New FROST Attack Lets Websites Track What Sites and Apps You Open via SSD Timing


Severity

Medium

Detail

Researchers from Graz University of Technology have identified a new browser-based side-channel attack called FROST(Fingerprinting Remote Operating System Timing) that allows a malicious website to determine which websites a user visits and which applications they open by monitoring SSD access timing.

The attack abuses the Origin Private File System (OPFS), a browser storage feature introduced to support web applications that require local file storage. OPFS is available in major desktop browsers and allows websites to create and access sandboxed storage without requiring user permission. Unlike previous SSD timing attacks that required native code execution on the target system, FROST operates entirely within the browser sandbox using JavaScript. The attack does not require browser extensions, elevated privileges, or permission prompts, making it a remote and low-interaction privacy threat.

How?

The attack begins when a user visits a malicious website. The website leverages OPFS to create a file larger than the system’s available RAM, forcing file operations to interact directly with the SSD instead of being served from memory cache.
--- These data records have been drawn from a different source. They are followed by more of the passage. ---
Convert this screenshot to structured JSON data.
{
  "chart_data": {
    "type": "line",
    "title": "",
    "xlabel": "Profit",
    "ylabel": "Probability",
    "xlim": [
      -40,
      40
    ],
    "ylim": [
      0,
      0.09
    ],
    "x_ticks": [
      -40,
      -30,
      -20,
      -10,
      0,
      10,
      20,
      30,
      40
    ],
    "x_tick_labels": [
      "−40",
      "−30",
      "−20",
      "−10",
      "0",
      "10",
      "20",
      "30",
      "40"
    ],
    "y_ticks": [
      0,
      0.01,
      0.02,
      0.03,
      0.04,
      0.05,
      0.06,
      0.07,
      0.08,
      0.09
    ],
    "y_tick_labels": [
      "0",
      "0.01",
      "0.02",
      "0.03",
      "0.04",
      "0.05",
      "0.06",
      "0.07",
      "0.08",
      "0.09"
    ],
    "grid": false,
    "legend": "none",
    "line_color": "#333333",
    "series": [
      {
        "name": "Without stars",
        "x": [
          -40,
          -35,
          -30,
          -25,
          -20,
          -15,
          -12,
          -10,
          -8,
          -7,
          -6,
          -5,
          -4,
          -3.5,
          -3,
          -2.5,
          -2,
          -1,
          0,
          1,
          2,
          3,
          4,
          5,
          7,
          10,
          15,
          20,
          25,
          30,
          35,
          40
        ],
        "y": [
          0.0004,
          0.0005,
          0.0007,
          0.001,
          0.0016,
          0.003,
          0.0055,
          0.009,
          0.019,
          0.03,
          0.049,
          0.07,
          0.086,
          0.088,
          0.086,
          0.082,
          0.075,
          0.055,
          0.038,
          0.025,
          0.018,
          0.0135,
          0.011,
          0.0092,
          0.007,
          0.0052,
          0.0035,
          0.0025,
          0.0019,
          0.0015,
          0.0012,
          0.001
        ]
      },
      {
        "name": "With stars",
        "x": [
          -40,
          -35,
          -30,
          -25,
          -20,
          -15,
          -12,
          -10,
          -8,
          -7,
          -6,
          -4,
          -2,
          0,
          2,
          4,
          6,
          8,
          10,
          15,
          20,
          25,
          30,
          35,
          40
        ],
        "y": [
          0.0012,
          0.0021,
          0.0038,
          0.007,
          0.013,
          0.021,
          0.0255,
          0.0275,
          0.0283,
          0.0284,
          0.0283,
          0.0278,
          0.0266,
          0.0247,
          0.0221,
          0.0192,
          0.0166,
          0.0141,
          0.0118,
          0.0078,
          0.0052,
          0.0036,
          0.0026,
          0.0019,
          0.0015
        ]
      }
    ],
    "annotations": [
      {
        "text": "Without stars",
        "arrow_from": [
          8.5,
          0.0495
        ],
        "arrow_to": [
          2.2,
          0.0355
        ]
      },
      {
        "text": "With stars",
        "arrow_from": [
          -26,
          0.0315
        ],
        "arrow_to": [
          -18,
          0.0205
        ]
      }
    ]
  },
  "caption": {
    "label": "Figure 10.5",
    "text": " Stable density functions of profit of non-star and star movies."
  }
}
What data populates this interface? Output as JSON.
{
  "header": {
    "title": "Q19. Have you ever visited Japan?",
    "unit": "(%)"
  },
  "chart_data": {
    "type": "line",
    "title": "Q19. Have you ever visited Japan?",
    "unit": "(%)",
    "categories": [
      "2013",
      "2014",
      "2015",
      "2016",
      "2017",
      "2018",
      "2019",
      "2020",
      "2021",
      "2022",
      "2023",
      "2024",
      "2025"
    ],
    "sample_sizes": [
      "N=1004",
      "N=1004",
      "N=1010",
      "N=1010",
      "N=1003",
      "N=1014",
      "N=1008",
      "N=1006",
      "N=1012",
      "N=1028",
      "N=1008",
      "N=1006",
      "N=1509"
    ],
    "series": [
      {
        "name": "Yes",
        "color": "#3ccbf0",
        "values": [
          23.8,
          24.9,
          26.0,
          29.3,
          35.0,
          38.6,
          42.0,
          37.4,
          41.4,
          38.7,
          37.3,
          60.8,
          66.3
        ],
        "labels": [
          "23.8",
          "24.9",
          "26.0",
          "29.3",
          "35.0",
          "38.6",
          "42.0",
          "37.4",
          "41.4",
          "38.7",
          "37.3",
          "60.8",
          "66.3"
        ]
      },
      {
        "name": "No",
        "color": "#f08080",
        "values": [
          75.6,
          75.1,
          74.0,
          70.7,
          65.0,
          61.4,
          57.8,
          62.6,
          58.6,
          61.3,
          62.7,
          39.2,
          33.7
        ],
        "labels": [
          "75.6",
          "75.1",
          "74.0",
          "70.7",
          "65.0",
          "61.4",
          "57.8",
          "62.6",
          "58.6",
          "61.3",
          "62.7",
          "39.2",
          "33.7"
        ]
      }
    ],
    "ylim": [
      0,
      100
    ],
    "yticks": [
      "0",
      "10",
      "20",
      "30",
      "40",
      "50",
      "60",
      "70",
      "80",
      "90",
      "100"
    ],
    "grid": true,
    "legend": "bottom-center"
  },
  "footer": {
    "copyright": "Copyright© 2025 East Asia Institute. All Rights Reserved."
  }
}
The malicious page continuously performs randomized read operations against the large OPFS file while measuring access times using browser timing APIs. By enabling cross-origin isolation, the attacker can increase timer precision and obtain more accurate measurements.

When the user opens a website or launches an application that accesses the same storage device, disk contention occurs. These changes in SSD response times create identifiable timing patterns that can be monitored by the malicious page. Machine learning models trained on these timing traces can then infer user activity, including:

  • Identification of websites visited by the user.
  • Detection of locally executed applications.
  • Establishment of covert communication channels between native applications and browser content.

Testing performed on macOS demonstrated website identification accuracy approaching 89% and application identification accuracy exceeding 95% for selected pre-installed applications. The attack remains active only while the malicious webpage remains open in the browser. No evidence currently indicates active exploitation in the wild.

Recommendation

Organizations should assess exposure to browser-based side-channel monitoring and implement the following security measures:

  • Educate users to close untrusted browser tabs when not actively in use, reducing opportunities for long-running timing analysis.
  • Monitor browser storage consumption and investigate unusual creation of large OPFS-backed files.
  • Restrict access to untrusted websites through web filtering and secure browsing controls.
  • Deploy endpoint monitoring solutions capable of detecting abnormal browser storage activity and excessive disk access patterns.
  • Evaluate browser hardening options and future vendor security updates addressing OPFS abuse and high-resolution timing measurements.
  • Consider storage isolation strategies where sensitive workloads operate on separate storage devices from general web browsing activities.